The safe implementation of PMEG techniques is heavily dependent on institutional expertise and procedural volume. Centers performing PMEG repairs should ideally possess high volumes of complex aortic interventions, integrated hybrid operating environments, expertise in advanced imaging and 3D reconstruction, multidisciplinary endovascular teams and structured post-procedural surveillance systems. Furthermore, operator experience significantly influences outcomes. Institutions adopting PMEG strategies must commit to structured training, proctoring, and careful patient selection during the learning phase. Without these safeguards, expanded use risks inconsistent outcomes and potential erosion of confidence in the technique.

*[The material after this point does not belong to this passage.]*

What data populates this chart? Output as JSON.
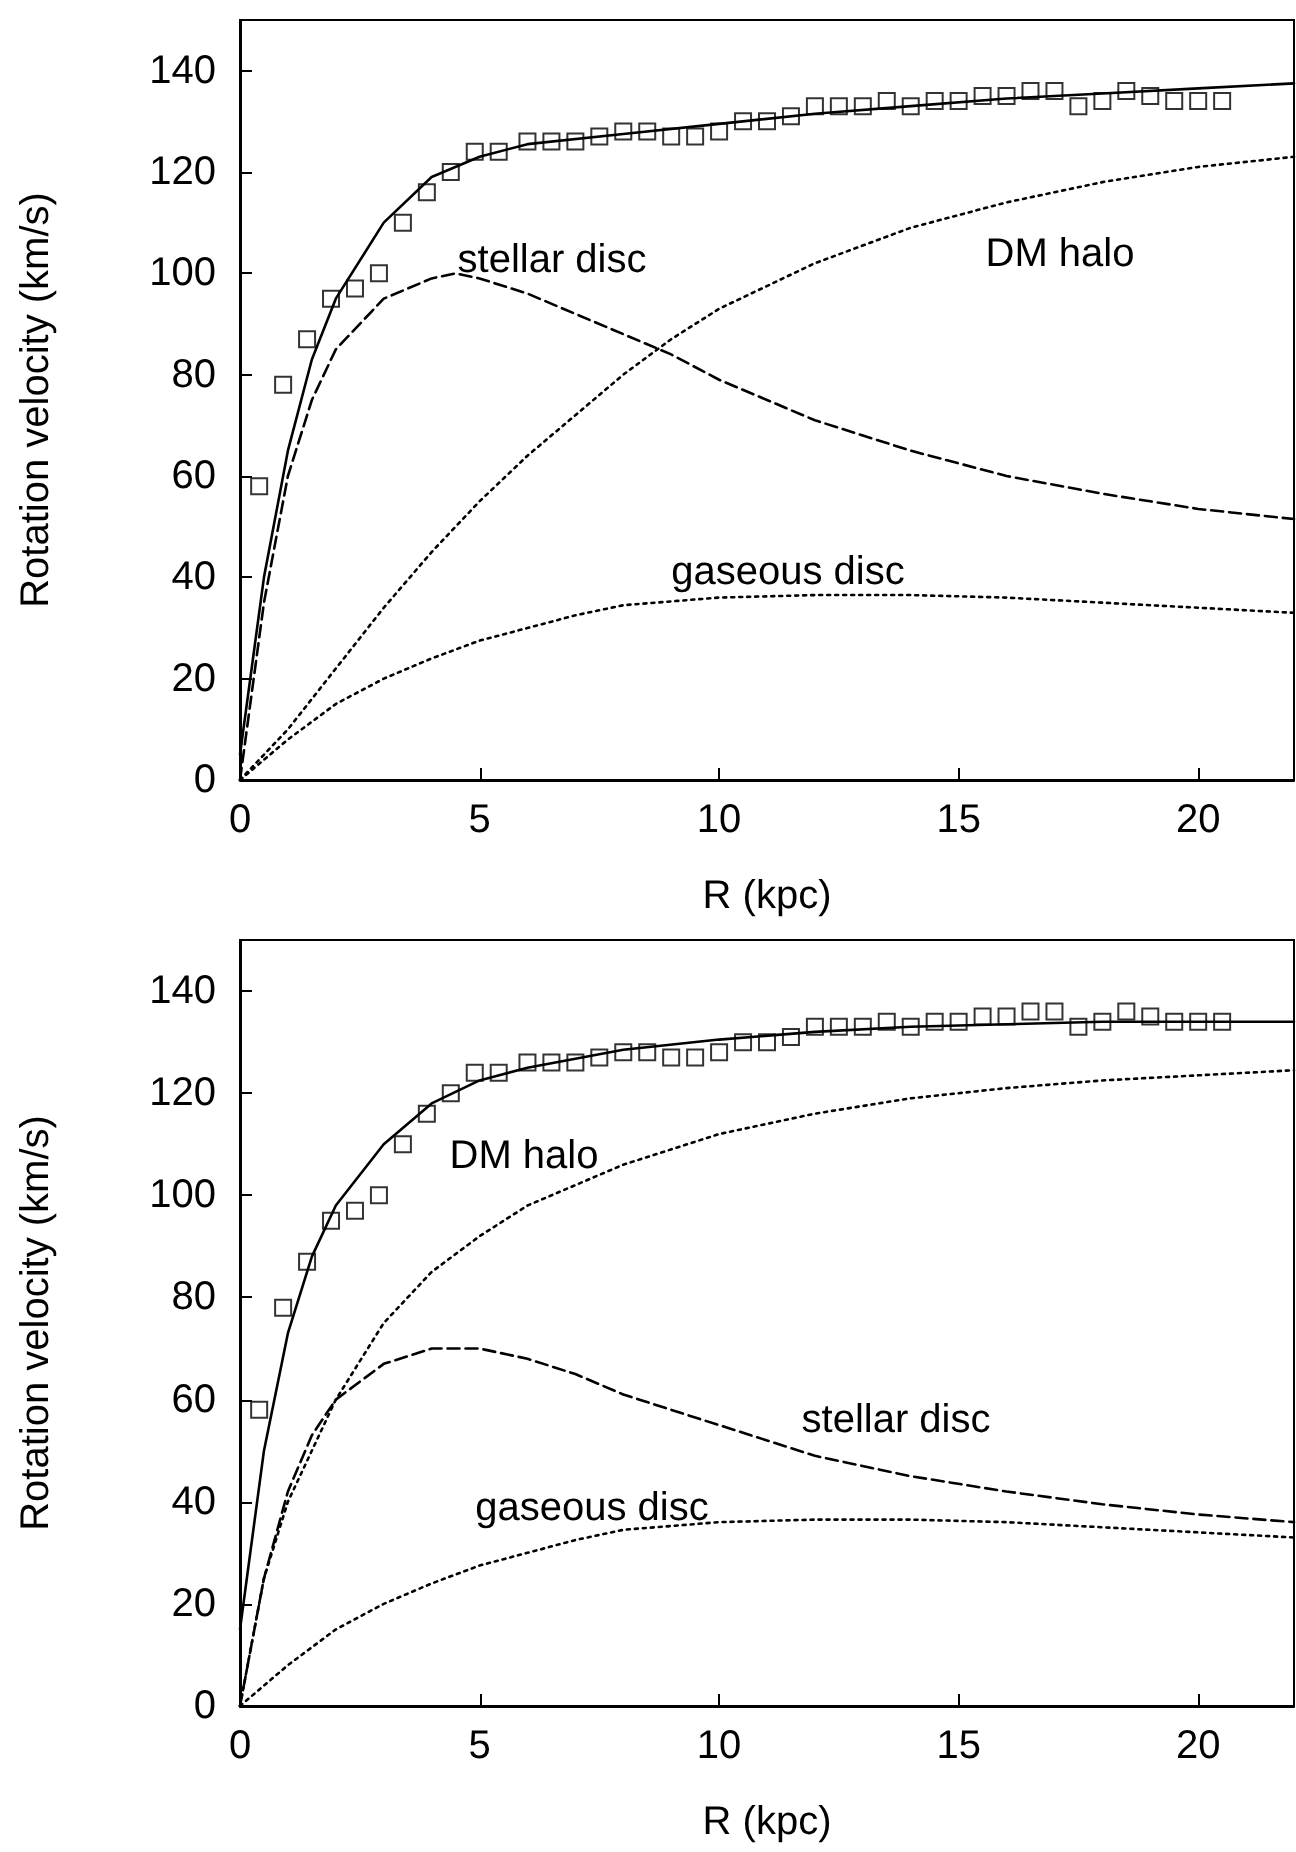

Although mid-term results are encouraging, long-term durability of PMEGs remains a critical area for continued evaluation. Concerns include progressive fabric fatigue around fenestrations, stent structural failure from modification, late endoleak development, branch instability over time, and altered hemodynamics due to manual fenestration geometry. Longitudinal registries and standardized reporting of outcomes will be essential to determine whether PMEGs can be considered durable solutions or remain primarily bridging therapies.

The evolution of PMEGs reflects broader trends in vascular surgery: a shift toward greater individualization, procedural flexibility, and integration of physician-led design. Future developments may include semi-custom modular devices, faster manufacturer customization pipelines, industry-physician collaboration to formalize PMEG methodologies, integration of 3D printing to pre-plan and templating modifications, and regulatory frameworks recognizing physician-device co-creation models. Rather than being viewed as an aberration, PMEGs may represent a transitional phase in a future where customized endovascular solutions become mainstream.

In conclusion, physician-modified endografts represent a compelling example of necessity-driven innovation in vascular surgery. They have extended endovascular treatment to patients who would otherwise face prohibitive surgical risk or delayed care. While they raise legitimate concerns surrounding safety, reproducibility, and regulation, current evidence suggests that in experienced hands and appropriate settings, PMEGs represent a viable and often life-saving strategy for complex aortic aneurysm repair. Moving forward, the challenge lies not in eliminating PMEGs, but in integrating them responsibly—through structured training, registry-based outcome tracking, and evolving regulatory engagement—ensuring that innovation remains aligned with patient safety and scientific rigor.